Optimal and Adaptive Monteiro-Svaiter Acceleration

TL;DR

This paper introduces a modified Monteiro-Svaiter acceleration framework that reduces computational costs and adapts to problem parameters, achieving optimal complexity for convex optimization with Lipschitz derivatives.

Contribution

It presents a new variant of MS acceleration that eliminates expensive implicit equations and offers an adaptive subproblem solver suitable for first- and second-order methods.

Findings

Improves complexity bounds for convex optimization with Lipschitz pth derivatives.

Outperforms previous second-order momentum methods on logistic regression.

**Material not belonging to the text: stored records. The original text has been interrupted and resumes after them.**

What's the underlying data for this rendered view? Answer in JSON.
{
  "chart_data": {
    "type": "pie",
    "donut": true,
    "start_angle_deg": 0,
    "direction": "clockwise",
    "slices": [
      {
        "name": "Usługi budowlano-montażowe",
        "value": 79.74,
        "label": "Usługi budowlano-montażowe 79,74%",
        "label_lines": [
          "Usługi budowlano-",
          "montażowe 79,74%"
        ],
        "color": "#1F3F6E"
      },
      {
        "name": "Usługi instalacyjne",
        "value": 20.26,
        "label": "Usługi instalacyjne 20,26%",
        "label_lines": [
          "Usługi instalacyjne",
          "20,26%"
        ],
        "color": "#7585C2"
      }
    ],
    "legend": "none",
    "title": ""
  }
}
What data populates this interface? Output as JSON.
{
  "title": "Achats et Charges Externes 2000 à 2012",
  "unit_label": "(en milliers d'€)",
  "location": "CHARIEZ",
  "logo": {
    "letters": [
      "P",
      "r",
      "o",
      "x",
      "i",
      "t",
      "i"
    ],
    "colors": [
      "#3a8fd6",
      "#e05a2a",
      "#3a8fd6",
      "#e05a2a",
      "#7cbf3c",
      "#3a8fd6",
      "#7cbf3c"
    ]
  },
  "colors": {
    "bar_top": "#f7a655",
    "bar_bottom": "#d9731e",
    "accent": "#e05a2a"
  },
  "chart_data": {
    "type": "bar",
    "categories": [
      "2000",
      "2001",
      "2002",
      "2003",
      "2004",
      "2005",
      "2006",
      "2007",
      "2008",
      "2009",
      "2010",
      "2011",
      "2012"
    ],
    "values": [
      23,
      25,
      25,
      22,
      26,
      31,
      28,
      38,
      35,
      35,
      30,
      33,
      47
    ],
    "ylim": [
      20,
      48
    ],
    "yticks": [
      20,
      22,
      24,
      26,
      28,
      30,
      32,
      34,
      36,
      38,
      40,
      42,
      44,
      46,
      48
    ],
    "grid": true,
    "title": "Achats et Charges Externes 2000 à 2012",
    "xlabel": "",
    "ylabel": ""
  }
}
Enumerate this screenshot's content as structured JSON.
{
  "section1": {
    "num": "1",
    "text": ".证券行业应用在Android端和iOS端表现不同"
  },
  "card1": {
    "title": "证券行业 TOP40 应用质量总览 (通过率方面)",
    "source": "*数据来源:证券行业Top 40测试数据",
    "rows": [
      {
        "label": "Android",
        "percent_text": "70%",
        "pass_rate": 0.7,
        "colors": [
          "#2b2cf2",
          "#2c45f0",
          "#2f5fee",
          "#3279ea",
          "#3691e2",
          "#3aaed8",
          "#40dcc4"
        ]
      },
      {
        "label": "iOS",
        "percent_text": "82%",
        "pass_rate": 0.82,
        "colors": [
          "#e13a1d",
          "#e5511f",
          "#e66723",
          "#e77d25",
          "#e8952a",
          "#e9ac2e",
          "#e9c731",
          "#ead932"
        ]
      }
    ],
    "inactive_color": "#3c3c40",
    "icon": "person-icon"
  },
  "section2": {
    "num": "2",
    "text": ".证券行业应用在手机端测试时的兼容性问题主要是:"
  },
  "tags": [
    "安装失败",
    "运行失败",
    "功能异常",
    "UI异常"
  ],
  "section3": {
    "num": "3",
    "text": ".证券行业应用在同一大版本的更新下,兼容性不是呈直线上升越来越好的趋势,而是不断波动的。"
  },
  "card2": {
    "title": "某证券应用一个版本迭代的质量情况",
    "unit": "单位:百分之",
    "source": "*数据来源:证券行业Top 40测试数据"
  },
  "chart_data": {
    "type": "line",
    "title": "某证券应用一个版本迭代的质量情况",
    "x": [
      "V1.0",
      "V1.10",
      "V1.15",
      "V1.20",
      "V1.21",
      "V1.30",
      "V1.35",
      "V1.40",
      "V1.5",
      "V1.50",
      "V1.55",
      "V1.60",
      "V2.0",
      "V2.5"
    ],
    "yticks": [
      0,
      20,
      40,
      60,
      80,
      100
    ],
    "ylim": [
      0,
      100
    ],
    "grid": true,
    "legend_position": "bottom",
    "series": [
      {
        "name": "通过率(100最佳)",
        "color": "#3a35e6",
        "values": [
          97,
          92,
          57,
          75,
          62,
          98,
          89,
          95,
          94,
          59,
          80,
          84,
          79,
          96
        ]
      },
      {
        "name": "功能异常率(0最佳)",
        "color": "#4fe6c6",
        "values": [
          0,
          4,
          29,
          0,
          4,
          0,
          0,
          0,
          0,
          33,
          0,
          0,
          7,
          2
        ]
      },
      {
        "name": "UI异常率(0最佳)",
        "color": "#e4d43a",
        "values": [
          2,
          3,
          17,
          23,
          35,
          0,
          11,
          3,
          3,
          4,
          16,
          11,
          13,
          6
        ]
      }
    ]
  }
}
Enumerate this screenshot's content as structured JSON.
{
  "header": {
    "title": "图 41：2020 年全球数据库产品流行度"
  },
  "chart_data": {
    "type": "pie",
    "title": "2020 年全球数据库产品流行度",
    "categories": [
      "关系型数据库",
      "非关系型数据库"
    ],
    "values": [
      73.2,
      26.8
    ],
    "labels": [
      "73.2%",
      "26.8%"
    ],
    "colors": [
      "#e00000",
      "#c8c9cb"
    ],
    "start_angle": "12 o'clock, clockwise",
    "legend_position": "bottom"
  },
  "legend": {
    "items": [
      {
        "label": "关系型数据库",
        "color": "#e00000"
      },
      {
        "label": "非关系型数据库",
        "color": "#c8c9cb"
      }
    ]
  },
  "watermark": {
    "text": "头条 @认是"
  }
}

First-order adaptive solver performs comparably to L-BFGS.

Abstract

We develop a variant of the Monteiro-Svaiter (MS) acceleration framework that removes the need to solve an expensive implicit equation at every iteration. Consequently, for any $p\ge 2$ we improve the complexity of convex optimization with Lipschitz $p$th derivative by a logarithmic factor, matching a lower bound. We also introduce an MS subproblem solver that requires no knowledge of problem parameters, and implement it as either a second- or first-order method by solving linear systems or applying MinRes, respectively. On logistic regression our method outperforms previous second-order momentum methods, but under-performs Newton's method; simply iterating our first-order adaptive subproblem solver performs comparably to L-BFGS.